If Assyrians have failed to achieve great things in the way of establishing strong institutions and advancing and preserving our language and culture in the United States, the responsibility for that failure cannot be laid at the feet of one man or one church. It is all our failing. It is our illness. I think that since the time of the foreign missions, we have learned to be dependent on others. We refuse to stand up on our own. We bicker and fight and pull down every effort and we look to others to solve our problems.
I agree that the seat of the Patriarchate should return to Arbil (I say return because it was once there). But will we as a people have the courage to seriously consider that we as a nation cannot survive in this land of exile? Will we return to our homeland in any significant numbers to sustain our existence as a nation? Or will we fight and criticize anyone but ourselves as we melt away into oblivion? Yes, great things have been accomplished in Australia, but that is no guarantee that we will survive there.
It ironic that for years the Chaldeans reproached Assyrians because we left Iraq under pressures which did not seem to affect them. Now after many years and a huge exodus of Chaldeans into the diaspora, we can see in the recent disputes within the Chaldean Church over the priests who left Iraq without permission the seeds of a large argument. Is the future of the Chaldean Church in its homeland or in the diaspora? I think Mar Sako knows the answer very well. Just as many Assyrian Presbyterians melted into the general Protestant community in the United States and largely lost their nationality along with their language, in a few generations, we may see the same happen to the Chaldeans in the west. We have already seen several in CA leave the Chaldean rite for the Latin rite over the imposition of “Chaldean Nationalism”.
Again, it’s not one church or one leader or one political party or one western nation that can or will save us. It is up to all of us to do the things we need to do to save ourselves.
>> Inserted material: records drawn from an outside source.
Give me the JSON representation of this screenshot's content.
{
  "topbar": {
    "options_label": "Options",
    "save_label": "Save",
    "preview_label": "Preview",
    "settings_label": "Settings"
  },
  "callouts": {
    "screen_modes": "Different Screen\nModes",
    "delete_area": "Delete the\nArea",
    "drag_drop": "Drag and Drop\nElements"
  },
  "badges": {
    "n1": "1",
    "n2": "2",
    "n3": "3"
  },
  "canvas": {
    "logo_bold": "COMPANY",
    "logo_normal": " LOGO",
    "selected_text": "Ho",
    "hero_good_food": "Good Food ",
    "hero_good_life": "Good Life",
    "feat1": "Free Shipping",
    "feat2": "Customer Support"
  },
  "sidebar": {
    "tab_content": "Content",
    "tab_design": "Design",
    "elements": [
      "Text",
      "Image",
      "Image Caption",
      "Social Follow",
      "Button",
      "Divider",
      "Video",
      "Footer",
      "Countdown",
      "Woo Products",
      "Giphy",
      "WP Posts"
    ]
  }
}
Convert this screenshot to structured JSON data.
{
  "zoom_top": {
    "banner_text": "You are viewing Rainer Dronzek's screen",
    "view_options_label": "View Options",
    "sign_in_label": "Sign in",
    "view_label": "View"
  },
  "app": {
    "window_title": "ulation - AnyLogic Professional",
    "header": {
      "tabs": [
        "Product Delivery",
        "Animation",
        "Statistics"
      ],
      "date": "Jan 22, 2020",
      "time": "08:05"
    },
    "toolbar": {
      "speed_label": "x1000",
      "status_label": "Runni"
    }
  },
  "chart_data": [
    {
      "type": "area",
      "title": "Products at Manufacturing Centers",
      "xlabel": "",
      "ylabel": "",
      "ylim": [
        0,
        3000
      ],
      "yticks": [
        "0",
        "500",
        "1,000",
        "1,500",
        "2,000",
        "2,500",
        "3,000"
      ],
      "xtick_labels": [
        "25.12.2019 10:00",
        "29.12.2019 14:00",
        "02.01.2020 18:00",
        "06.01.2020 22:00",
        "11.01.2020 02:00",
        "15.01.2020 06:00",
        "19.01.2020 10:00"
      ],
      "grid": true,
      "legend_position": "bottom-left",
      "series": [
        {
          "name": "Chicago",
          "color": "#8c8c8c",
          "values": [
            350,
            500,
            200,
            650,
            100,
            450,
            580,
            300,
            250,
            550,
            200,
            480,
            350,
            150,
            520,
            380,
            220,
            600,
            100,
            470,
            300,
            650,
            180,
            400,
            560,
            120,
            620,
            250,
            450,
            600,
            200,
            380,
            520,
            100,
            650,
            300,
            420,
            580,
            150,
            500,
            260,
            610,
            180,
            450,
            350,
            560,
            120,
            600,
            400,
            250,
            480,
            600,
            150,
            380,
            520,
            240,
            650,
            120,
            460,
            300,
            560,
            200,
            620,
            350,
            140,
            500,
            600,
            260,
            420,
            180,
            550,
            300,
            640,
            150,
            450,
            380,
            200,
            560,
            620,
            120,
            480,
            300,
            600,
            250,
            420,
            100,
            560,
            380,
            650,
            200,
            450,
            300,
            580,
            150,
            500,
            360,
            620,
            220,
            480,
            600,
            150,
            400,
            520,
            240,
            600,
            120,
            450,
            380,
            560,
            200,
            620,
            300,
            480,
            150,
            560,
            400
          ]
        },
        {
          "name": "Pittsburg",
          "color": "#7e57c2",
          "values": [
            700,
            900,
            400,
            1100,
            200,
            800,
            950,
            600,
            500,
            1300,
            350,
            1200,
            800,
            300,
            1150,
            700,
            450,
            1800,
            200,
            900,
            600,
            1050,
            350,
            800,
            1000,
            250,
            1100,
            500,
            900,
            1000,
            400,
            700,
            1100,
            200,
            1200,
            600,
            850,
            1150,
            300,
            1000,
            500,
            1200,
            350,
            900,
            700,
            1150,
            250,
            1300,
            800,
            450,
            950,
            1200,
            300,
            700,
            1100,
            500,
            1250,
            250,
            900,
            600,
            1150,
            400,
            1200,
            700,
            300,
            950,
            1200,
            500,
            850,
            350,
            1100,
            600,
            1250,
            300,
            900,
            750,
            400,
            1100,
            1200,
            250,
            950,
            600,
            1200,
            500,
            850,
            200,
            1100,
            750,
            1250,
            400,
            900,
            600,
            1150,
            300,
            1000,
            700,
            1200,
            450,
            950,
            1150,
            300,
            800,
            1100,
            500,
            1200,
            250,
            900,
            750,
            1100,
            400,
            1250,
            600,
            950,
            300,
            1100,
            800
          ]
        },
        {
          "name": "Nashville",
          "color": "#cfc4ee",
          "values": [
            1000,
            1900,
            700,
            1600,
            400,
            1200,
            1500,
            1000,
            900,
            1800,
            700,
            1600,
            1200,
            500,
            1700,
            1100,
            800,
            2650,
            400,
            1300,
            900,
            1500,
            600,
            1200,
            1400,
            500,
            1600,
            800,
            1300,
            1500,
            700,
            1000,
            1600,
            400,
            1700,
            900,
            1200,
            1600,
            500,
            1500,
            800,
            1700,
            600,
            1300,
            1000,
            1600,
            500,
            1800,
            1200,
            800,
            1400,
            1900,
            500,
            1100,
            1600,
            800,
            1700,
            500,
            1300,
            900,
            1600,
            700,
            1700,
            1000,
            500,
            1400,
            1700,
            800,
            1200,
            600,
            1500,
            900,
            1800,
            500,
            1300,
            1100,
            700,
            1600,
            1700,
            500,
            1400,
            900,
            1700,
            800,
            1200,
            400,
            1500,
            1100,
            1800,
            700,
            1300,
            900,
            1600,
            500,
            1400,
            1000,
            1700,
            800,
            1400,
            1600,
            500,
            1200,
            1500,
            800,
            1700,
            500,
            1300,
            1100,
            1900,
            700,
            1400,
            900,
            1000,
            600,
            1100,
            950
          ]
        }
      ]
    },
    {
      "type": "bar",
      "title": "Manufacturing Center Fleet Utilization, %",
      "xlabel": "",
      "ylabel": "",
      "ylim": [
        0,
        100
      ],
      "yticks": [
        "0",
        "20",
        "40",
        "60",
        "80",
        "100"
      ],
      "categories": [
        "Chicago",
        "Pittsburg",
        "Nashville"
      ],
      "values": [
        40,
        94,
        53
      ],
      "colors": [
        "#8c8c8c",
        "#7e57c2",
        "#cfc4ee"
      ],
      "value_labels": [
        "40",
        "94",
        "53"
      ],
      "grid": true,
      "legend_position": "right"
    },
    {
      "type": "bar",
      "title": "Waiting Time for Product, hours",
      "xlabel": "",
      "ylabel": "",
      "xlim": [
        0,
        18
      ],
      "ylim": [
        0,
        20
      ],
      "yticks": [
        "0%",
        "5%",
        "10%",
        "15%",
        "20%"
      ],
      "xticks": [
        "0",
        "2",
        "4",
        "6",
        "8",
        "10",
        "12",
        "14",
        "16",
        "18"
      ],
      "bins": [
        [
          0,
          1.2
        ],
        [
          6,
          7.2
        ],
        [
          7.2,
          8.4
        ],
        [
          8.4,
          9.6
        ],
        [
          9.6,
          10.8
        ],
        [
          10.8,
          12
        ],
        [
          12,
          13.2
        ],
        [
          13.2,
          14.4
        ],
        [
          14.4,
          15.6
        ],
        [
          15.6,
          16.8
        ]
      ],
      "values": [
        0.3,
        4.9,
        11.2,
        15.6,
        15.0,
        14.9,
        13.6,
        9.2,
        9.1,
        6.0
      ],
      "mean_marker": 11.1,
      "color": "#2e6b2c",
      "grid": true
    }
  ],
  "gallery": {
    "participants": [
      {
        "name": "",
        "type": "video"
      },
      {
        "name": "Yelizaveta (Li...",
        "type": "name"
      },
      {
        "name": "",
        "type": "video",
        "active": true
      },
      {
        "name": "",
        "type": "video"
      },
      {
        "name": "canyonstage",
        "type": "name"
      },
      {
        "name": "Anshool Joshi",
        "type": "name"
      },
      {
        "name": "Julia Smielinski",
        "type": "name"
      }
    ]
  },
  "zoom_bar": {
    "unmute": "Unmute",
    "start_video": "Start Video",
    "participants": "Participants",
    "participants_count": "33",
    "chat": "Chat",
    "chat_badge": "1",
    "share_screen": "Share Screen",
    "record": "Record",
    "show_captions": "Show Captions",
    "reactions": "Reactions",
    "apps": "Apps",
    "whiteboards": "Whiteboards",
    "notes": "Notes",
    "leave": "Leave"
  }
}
Finally, since this thread is about Mar Dinkha, I will say that he will be sorely missed. He loved us all very much. That is what I will always remember about him. He seemed to know everyone and he would remember all sorts of details about people and their families. He was truly a loving father to us. There is nothing more important that I can think of that we should ask for in a Patriarch. Whoever the synod chooses, I have faith that he will be up to the task of leading the Church in this terrible time. I also know that we can help his successor by being positive and supportive and responding honestly and constructively when asked to help.